Rezension Joyce Summer - Madeiragrab

Mit Joyce Summer verbindet mich schon seit Beginn meines Buchbloggerlebens die Liebe zu ihren Krimis. Mit ihrem Erstling "Mord auf der Levada" bin ich nach Madeira gereist, mit dem Nachfolger "Malteser Morde" nach Malta.

Mit "Madeiragrab" geht es nun wieder zurück nach Madeira, wobei Comissário Avila (der in "Mord auf der Levada" nur eine Nebenrolle hatte) nun selbst mit seinem Team ermitteln darf. "Madeiragrab" ist dabei als Auftakt zu einer Serie um den sympathischen Ermittler gedacht.

Zum Inhalt:


Fernando Avila, seines Zeichens Comissário bei der örtlichen Polizei auf Madeira, ermittelt wieder. Dieses Mal geht es um einen alten Mann und eine junge Galeristin, die kurz hintereinander tot aufgefunden werden. Gibt es eine Verbindung zwischen den Toten? Reicht der Mord in die Vergangenheit zurück?

Avila ist gefordert, denn eigentlich steht seine Frau Leticia kurz vor der Niederkunft ihres ersten gemeinsamen Kindes ... Hin und her gerissen zwischen der Sorge um seine Frau und seiner Arbeit, folgt Avila schon bald mit seinem tatkräftigen Team verschiedenen Spuren, die unter anderem in die High Society von Madeira führen.

Meine Meinung:


Nachdem ich Fernando Avila und seine Frau Leticia bereits in "Mord auf der Levada" etwas näher kennenlernen durfte, fühlten sich die ersten Seiten fast ein wenig wie ein Nach-Hause-Kommen an. Anfangs vermisste ich noch ein wenig die etwas überdrehte Pauline, aber schon bald nahmen mich die Erlebnisse auf Madeira ganz und gar gefangen.

Es setzte sogar eine gewisse Sogwirkung ein, es fiel mir vor allem morgens wirklich schwer, den Reader zur Seite zu legen und mich den Aufgaben des Tages zu widmen. Die kurzen Kapitel trugen das Ihre dazu bei, dass ich mir immer wieder dachte, ein Kapitel geht noch. Auf der einen Seite die Ermittlungen, die vielen Verdächtigen, auf der anderen Seite die Beschreibungen des Lebens auf der Insel - das ließ sehr schnell (wieder einmal) eine Sehnsucht entstehen, auf Madeira Urlaub zu machen.

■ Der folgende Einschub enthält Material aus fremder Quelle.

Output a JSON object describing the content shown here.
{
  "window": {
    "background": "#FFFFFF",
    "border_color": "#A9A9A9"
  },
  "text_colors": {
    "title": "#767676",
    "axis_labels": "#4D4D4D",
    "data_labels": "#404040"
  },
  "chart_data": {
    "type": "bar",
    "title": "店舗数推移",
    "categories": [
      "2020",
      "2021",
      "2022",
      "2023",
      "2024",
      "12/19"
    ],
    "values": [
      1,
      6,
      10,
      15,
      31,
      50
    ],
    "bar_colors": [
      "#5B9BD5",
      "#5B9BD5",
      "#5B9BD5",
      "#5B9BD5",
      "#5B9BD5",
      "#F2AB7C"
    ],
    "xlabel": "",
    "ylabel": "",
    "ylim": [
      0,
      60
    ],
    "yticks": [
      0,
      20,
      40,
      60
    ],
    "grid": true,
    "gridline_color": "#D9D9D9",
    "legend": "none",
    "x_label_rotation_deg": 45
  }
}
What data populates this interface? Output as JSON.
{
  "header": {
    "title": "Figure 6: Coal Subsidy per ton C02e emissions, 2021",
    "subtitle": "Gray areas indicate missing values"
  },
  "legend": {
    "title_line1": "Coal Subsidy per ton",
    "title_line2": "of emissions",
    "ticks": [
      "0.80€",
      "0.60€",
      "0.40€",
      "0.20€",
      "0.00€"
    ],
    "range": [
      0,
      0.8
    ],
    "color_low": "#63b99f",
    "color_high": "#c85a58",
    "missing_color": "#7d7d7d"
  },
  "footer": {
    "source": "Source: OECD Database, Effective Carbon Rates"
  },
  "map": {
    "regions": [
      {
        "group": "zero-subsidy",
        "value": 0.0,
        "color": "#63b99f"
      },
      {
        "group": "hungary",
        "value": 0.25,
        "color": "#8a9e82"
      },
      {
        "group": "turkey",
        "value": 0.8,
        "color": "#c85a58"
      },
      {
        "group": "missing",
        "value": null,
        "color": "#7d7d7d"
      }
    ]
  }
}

Im Vergleich zu "Mord auf der Levada" bekommen wir hier deutlich mehr Einblick in das Leben von Avila, seinen Kollegen und seiner Frau bzw. seinen Freunden. Besonders Leticia ist mir dieses Mal sehr ans Herz gewachsen, aber auch der Straßenkehrer Carlos konnte mit seiner Art Sympathiepunkte bei mir sammeln.

Ich empfehle übrigens, diesen Roman nicht mit leerem Magen zu lesen. Da der Comissário gutes Essen und Trinken liebt, kommt es immer wieder vor, dass einheimische Gerichte genannt werden, die einem wirklich das Wasser im Munde zusammenlaufen lassen. Auch wenn für meinen Geschmack Bica (portugiesische Espressovariation) und Galao (portugiesischer Milchkaffee) vor allem gegen Ende recht auftauchten (Avila ist wirklich ein Kaffeejunkie, scheint mir), tat es der Lesefreude keinen Abbruch.

Als einzigen kleinen Wermutstropfen empfand ich dieses Mal die Art, wie sich die Handlung entwickelt. Die Schwenks in die Vergangenheit, die ich auch bereits in den beiden früheren Büchern mochte, verrieten dieses Mal fast schon zu früh, wo das Motiv des Täters liegen könnte und wo er zu suchen wäre.

Das Ende kommt trotzdem mit einer kleinen Überraschung, die mir so sehr gut gefallen hat. Mehr ins Detail möchte ich jetzt gar nicht gehen, weil ich fürchte, dass dies sonst einen Spoiler darstellen könnte. Lasst euch einfach überraschen und lest selbst. Auf jeden Fall bin ich jetzt neugierig, wie es Avila und seinen Freunden weiter ergehen wird. Daher hoffe ich, dass diese ersten "Avila Mysteries" bald eine Fortsetzung erfahren werden.

Mein Fazit:


"Madeiragrab" ist ein gelungener Auftakt zu einer Krimi-Serie aus der Serie von Joyce Summer. Wer Regiokrimis liebt, die auf der Inselgruppe spielen, kann hier mit gutem Gewissen zugreifen und wird nicht enttäuscht werden!